Il résulte de cette comparaison globale que les différences entre les signes sont prépondérantes, la ressemblance au plan visuel n'étant pas suffisante à combler les différences qui les opposent au plan phonétique et au plan conceptuel.
En l'absence de similitude entre les signes en conflit , et nonobstant le fort degré de similitude entre les services, le risque de confusion, incluant le risque d'association, n'est pas avéré. En effet, le consommateur moyen de la catégorie de services concernés, à savoir des services juridiques de haute technicité et aux enjeux importants, est un consommateur particulièrement attentif et vigilant quant au choix de son prestataire, qui, en présence des signes opposés, ne sera pas enclin à les confondre ou à les percevoir comme des déclinaisons de marques servant à désigner différentes gammes de services provenant d'une même entreprise ou d'entreprises économiquement liées.

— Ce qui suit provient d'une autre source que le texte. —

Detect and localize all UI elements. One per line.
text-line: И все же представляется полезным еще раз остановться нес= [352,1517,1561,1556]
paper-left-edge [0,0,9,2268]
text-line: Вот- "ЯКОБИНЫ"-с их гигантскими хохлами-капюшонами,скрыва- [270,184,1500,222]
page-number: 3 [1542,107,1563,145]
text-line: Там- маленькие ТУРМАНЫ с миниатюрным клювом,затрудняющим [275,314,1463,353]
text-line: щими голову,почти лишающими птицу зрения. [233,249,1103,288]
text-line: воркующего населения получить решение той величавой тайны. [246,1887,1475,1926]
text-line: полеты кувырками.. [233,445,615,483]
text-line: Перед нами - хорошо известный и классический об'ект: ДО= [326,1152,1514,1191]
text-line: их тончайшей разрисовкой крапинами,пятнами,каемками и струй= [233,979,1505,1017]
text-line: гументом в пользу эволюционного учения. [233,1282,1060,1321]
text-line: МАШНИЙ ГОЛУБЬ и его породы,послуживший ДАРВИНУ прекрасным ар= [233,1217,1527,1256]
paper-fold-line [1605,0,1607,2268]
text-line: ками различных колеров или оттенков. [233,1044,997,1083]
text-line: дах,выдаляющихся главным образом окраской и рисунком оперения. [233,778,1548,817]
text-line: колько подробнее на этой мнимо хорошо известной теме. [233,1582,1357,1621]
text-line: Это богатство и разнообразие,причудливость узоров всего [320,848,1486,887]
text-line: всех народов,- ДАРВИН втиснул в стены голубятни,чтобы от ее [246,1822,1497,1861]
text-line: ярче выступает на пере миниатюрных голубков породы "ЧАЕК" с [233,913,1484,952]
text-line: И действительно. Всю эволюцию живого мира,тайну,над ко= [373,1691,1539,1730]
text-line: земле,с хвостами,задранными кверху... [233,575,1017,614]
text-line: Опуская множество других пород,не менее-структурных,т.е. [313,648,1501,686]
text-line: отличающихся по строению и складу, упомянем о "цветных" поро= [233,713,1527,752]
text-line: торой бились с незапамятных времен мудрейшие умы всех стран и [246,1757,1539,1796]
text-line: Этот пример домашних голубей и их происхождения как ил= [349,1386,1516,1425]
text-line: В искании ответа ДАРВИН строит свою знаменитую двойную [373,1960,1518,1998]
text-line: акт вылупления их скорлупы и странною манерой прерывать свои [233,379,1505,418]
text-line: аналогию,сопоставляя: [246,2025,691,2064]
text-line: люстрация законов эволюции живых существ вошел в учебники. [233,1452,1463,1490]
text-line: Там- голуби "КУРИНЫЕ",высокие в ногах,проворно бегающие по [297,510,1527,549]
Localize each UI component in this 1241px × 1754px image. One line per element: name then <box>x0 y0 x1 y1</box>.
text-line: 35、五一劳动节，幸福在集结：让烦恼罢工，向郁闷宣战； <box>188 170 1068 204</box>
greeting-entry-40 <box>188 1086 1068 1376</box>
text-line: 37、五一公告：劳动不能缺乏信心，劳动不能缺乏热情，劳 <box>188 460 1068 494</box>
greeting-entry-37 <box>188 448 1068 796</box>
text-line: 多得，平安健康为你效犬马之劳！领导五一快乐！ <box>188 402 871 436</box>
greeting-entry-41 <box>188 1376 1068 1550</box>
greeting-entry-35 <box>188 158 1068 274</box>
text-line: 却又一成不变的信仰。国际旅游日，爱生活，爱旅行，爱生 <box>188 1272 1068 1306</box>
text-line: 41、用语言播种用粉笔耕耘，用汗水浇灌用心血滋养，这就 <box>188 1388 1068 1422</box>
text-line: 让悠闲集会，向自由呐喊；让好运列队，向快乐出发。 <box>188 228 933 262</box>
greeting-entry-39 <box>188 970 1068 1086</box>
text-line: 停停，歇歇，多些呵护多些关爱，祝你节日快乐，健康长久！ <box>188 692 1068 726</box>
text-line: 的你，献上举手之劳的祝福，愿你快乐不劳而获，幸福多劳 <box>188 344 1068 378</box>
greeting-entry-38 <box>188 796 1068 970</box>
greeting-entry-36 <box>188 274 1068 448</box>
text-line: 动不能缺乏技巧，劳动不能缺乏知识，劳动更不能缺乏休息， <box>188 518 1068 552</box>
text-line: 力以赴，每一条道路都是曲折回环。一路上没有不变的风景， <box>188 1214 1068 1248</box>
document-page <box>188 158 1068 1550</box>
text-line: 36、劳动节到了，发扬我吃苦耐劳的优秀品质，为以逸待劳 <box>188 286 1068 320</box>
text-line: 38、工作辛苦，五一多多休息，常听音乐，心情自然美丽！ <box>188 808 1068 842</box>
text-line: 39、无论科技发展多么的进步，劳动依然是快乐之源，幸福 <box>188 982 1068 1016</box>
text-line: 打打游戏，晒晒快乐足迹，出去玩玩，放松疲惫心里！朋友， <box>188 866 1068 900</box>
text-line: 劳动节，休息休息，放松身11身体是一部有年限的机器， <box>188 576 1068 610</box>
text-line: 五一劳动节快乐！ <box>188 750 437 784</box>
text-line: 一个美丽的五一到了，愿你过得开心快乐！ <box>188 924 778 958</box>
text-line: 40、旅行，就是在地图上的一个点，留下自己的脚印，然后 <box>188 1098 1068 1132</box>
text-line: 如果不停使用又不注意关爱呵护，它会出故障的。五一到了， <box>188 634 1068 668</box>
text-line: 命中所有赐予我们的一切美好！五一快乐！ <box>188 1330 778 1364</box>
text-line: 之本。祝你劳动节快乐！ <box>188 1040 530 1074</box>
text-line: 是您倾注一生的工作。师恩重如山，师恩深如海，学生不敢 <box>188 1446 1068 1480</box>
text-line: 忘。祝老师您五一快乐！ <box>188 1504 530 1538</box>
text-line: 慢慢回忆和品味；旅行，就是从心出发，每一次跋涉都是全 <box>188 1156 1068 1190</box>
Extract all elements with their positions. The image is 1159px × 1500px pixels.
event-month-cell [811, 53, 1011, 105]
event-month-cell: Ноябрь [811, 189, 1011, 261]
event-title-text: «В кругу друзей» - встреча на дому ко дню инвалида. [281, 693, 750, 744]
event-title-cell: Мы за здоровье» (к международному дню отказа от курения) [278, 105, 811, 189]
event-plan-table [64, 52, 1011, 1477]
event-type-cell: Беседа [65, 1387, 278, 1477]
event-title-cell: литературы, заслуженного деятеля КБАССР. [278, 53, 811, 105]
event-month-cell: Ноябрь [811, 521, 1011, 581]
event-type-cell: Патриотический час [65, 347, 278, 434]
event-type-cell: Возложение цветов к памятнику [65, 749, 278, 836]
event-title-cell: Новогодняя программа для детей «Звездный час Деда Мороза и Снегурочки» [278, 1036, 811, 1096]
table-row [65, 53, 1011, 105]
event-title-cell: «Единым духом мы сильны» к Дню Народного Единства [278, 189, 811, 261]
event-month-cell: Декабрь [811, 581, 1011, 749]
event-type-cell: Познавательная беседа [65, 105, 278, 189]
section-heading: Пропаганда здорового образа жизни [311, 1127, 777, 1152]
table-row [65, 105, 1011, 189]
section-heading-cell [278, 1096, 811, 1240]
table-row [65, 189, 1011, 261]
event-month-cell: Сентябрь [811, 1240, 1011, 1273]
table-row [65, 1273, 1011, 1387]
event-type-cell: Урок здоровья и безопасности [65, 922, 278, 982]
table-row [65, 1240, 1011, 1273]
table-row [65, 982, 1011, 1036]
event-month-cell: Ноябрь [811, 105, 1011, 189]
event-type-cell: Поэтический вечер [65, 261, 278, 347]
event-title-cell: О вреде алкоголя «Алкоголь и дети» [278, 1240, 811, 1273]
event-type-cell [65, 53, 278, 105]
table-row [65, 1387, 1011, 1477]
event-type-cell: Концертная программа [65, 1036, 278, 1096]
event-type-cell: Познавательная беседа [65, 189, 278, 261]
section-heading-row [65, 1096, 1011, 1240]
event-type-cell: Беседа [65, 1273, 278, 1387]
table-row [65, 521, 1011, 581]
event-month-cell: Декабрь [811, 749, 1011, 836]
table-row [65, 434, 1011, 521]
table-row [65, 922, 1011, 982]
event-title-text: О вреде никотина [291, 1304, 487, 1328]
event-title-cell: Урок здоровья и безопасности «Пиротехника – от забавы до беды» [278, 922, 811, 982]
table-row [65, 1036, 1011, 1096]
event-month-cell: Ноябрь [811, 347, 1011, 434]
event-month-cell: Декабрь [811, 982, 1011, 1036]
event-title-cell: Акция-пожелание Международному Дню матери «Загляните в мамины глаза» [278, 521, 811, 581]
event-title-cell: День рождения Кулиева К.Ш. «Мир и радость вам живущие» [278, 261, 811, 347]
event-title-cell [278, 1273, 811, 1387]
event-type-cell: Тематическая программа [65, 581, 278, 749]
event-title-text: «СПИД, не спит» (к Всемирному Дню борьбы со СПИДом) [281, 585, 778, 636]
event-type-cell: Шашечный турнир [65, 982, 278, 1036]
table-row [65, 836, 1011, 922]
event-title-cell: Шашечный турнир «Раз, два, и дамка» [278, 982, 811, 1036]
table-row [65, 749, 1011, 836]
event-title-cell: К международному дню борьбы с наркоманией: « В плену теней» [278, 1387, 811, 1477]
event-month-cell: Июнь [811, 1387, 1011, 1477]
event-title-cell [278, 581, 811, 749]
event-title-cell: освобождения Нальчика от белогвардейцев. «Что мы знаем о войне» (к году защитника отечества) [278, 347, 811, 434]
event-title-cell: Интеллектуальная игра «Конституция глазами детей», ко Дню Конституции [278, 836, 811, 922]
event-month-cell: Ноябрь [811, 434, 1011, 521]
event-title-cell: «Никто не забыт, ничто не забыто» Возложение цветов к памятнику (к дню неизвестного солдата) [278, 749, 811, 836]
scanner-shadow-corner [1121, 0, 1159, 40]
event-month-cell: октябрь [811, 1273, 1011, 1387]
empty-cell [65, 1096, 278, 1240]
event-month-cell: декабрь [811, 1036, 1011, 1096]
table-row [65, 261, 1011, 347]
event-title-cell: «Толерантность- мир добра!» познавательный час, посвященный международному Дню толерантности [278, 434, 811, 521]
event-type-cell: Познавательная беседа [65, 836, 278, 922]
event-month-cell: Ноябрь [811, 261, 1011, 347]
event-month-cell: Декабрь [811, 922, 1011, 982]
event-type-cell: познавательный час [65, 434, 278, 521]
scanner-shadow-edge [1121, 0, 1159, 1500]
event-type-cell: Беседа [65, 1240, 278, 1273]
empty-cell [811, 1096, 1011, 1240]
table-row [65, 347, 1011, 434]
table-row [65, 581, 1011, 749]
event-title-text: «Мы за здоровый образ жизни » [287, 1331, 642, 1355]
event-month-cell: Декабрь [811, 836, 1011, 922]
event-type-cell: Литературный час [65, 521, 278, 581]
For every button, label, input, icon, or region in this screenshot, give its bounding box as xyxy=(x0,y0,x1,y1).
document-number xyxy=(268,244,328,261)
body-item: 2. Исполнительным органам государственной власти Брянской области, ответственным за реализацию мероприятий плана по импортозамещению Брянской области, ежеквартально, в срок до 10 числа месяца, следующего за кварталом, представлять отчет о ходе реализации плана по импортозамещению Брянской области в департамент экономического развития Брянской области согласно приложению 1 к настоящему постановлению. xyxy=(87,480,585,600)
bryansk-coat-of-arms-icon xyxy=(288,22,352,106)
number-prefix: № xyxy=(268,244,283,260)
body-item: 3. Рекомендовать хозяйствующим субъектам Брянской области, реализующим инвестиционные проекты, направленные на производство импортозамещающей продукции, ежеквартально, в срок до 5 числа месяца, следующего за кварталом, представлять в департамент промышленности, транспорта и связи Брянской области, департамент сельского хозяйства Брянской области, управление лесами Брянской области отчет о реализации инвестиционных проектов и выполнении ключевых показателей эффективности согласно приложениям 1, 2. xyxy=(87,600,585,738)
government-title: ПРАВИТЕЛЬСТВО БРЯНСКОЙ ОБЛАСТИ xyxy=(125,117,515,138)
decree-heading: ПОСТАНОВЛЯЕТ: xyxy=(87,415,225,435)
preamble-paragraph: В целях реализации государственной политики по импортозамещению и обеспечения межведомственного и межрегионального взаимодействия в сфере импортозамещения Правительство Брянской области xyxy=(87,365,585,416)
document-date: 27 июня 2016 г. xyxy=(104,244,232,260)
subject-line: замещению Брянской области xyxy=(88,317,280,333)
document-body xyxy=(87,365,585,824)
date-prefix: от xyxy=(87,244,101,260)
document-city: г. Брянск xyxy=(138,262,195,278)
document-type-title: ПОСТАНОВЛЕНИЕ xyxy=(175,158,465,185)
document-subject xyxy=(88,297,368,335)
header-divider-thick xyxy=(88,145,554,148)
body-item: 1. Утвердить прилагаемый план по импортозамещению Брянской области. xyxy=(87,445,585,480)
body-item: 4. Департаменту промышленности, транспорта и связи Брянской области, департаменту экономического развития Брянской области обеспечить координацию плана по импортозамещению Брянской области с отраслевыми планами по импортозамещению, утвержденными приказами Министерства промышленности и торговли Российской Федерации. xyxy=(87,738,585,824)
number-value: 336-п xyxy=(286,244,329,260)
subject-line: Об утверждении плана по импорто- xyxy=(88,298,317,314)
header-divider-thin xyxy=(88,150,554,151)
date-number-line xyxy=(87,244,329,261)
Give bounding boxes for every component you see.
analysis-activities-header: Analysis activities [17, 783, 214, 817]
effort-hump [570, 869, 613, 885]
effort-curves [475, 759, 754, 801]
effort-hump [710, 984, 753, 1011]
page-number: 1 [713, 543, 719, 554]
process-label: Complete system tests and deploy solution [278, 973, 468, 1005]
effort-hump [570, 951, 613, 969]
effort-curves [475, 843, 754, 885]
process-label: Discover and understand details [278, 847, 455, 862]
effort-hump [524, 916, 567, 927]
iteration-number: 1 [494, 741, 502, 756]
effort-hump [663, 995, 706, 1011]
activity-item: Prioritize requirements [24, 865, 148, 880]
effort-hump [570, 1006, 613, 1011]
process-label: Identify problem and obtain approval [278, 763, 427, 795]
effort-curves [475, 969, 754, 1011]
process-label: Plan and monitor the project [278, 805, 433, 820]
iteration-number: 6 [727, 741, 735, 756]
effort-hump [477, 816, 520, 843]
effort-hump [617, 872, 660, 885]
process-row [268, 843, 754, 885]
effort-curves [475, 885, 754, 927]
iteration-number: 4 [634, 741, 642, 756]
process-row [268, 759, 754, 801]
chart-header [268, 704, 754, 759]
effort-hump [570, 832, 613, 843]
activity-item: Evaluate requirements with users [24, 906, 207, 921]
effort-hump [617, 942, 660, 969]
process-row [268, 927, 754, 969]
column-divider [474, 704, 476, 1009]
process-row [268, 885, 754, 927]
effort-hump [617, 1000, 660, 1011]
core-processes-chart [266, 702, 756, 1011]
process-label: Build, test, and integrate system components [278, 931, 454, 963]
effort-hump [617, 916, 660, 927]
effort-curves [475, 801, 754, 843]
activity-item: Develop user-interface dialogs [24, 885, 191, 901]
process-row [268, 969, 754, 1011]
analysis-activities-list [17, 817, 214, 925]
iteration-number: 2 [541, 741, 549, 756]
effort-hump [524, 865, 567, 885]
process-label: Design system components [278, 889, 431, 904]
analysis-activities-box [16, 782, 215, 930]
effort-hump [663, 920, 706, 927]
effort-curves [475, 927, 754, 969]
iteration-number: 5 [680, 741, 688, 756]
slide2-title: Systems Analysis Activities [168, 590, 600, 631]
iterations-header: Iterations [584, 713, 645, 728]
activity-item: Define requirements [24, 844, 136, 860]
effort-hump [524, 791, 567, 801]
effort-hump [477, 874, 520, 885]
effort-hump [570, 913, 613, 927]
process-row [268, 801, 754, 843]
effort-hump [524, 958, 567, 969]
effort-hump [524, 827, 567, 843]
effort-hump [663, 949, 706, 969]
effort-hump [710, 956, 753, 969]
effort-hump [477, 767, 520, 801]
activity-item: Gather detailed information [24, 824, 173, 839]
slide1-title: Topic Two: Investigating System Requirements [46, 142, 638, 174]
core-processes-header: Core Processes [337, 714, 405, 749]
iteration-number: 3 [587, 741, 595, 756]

- sur l'opposition fondée sur la dénomination sociale antérieure CABINET LEXIA,
Il n'est pas contesté que cette dénomination sociale est attachée à l'exercice de la 'profession d'avocat' par un cabinet d'avocat et il n'est pas davantage contesté qu'un tel service est similaire à ceux visés dans la demande d'enregistrement.
Les développements qui précèdent s'appliquent à la comparaison entre les signes en conflit CABINET LEXIA et [I].FR ce dont il suit que les ressemblances liées à la présence de l'élément commun LEXIA sont insuffisantes à caractériser un risque de confusion ou d'association entre les signes en cause.
Le recours de la société Jurisystem contre la décision du directeur général de l'INPI du 26 janvier 2023 qui rejette partiellement sa demande d'enregistrement doit être en conséquence être accueilli et cette décision annulée.
L'équité ne commande pas de faire droit aux demandes respectivement formées au titre des dispositions de l'article 700 du code de procédure civile.
La procédure de recours contre une décision du directeur général de l'INPI ne donne pas lieu à condamnation aux dépens.
PAR CES MOTIFS :
Statuant par arrêt contradictoire,
Déclare recevable le recours de la société Jurisystem,
Déclare irrecevables les pièces n°2, 3, 4, 5, 6, 7 et 8 de la société Jurisystem,
Annule la décision du directeur général de l'Institut national de la propriété industrielle du 26 janvier 2023,
Rejette les demandes formées au titre des dispositions de l'article 700 du code de procédure civile,
Dit n'y avoir lieu à condamnation aux dépens,
Dit que le présent arrêt sera notifié par lettre recommandée avec avis de réception par les soins du greffier aux parties et au directeur général de l'Institut national de la propriété industrielle.